東京に進出しないと企業として存続できないという声がある。大阪本社を東京に移した企業も多く、関西の地盤沈下をもたらしたといわれる。しかし、東京に出ないで世界のトップ企業になったトヨタの例もある。東京一極集中は企業の論理でもなければ経済の必然でもない。地方分権といいながら、地方が自立する努力もせず、政治家頼りのばらまき行政に手を貸してきた結果が地方の疲弊をもたらしたのではないか。
大量退職時代を迎えて、退職者が地方に移住する気配がある。住みやすい場所があれば私も移住したい。魅力ある地方をつくれば、人々は移住し、その結果税収もあがる。その努力もしないで東京から税収を分けてもらおうなんて、泥棒の発想である。ここは石原さんにがんばってもらうしかない。
なんでこんな制度が有益な論議になるのかが不思議です。
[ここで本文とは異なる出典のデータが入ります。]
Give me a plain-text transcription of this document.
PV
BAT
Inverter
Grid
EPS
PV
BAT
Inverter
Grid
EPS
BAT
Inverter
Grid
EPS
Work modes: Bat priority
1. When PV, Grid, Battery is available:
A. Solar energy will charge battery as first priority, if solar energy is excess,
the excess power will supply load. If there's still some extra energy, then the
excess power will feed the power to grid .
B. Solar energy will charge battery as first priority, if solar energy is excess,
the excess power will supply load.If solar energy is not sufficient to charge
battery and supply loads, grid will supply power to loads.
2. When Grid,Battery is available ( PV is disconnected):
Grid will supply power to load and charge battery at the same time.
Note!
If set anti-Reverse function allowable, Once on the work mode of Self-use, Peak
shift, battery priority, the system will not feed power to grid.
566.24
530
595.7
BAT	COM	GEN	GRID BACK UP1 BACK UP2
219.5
都市部としては自分のところに入るべき税金が減ってしまうのではたまらない。地方ではより多くの税収が上がってくれたほうが良い。気持ちはよく判るのですが、極めて雑な発想ではないでしょうか。自治体の収入はそのほとんどが税金です。国税からの交付金と地方税。それに依存しているはずです。その税収にある程度の予測がついているから、予算とか実績とかが在り得るのではないでしょうか。「ふるさと納税」はあくまでも納税者の自由意志に基づくものであるはずです。「来年からはヤーメタ」と考える人が大量に発生したらその自治体の税収は大幅にダウンしてしまいます。「ふるさと納税」を見込んで作成した予算はどうなってしまうのでしょうか。そんなものを求める自治体の首長の方々の安易さが信じられません。